[Python-Dev] PEP 263 considered faulty (for some Japanese)

Stephen J. Turnbull stephen@xemacs.org
13 Mar 2002 14:27:51 +0900


>>>>> "SUZUKI" == SUZUKI Hisao <suzuki611@oki.com> writes:

    SUZUKI> I should have appended to that, "And English people will
    SUZUKI> distribute programs with no magic comments all over the
    SUZUKI> world.  Japanese users will use them."

But this "just works" as long as the default encoding is an ASCII
superset (or even JIS X 0201 (^^; as Japanese users are now all
equipped with YEN SIGN <-> REVERSE SOLIDUS codecs).

    SUZUKI> Certainly Japanese users are also free from putting
    SUZUKI> encoding declarations, but we do not expect such programs
    SUZUKI> to be usable in other countries than Japan, given the PEP
    SUZUKI> as is.

But this is also true for everyone else, except Americans.  All of the
common non-ASCII encodings are non-universal and therefore
non-portable, with the exception of UTF-8 and X Compound Text (and the
latter is a non-starter in program sources because of the 0x22
problem).

I myself objected to this PEP because I think it's far too easy for my
Croatian (Latin-2) friend working in Germany to paste a Latin-1 quote
into a Latin-2 file.  He'll do it anyway on occasion, but if we start
insisting _now_ that "Python programs are written in UTF-8", we'll
avoid a lot of mojibake.  12 years in Japan makes that seem an important
goal.<wink>  But such multiscript processing is surely a lot more
rare in any country but Japan.

    SUZUKI> BTW, when transmitting Python source code between Unix and
    SUZUKI> Windows, we do not necessarily convert encodings.

But this is bad practice.  You can do it if it works for you, but
Python should not avoid useful changes because people are treating
different encodings as the same!

    SUZUKI> Just one worry: [UTF-8 BOM] may be incompatible with
    SUZUKI> '#!/usr/bin/env' used in Unix.

It probably is, but it's out of Python's control: the editor will add
it.  And this can (and will) be handled by changing the shells.

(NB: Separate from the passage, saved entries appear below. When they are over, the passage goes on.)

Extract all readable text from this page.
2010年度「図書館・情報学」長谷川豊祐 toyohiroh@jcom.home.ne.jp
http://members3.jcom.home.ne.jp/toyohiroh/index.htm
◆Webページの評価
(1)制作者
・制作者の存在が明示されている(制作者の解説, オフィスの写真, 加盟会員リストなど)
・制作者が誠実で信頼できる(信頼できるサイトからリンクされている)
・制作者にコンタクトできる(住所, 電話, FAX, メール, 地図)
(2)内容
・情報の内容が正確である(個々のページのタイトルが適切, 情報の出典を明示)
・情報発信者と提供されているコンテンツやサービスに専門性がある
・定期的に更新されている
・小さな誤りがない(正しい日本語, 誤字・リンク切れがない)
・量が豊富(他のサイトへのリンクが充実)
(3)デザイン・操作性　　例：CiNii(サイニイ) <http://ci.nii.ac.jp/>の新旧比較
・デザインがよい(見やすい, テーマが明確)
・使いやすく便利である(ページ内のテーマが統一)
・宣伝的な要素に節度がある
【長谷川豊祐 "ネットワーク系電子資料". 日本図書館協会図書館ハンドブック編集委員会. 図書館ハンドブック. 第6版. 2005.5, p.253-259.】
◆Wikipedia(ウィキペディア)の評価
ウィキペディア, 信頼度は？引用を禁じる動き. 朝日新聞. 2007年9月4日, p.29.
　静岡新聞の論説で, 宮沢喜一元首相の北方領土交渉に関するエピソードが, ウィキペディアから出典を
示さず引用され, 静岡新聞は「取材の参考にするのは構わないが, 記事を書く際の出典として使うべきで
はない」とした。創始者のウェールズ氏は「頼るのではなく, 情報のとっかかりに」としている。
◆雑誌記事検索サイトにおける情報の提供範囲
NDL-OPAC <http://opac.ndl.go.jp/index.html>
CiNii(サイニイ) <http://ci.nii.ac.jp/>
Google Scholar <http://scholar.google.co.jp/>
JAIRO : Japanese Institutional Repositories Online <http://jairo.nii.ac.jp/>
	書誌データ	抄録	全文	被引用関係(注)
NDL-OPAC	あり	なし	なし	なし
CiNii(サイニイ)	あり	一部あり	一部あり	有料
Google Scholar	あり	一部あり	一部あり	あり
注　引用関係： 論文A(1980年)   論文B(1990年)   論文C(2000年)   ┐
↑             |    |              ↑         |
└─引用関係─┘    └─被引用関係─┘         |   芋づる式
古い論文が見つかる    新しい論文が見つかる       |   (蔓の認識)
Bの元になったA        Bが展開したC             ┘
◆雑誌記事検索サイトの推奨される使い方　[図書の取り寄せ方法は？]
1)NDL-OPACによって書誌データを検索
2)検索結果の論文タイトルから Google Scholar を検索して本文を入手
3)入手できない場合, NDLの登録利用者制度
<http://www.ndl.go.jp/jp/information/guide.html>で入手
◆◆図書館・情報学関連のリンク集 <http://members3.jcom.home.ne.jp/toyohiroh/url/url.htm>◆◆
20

    SUZUKI> I understand that making UTF-8 the standard encoding
    SUZUKI> immediately for all source files does not have
    SUZUKI> feasibility.  I'd think we have had two options:

    SUZUKI> 1. Wait until when the UTF-8 is popular, and then adopt [it].

    SUZUKI> 2. Make Python able to handle various [popular] encodings.

There's a third option:

    3.  Make UTF-8 the only encoding acceptable for "standard Python",
        and insert a hook for a codec to be automatically run on source
        text.  Standard Python would _never_ put anything on this hook,
        but an optional library would provide other codecs, including one
        to implement PEP 263.

Guido thought the idea has merit, as an implementation.  Therefore
UTF-8 would be encouraged by Python, but PEP 263 would give official
sanction to the -*- coding: xxx -*- cookie.  And this would give you a
lot of flexibility for experimentation (eg, with UTF-16 codecs, etc).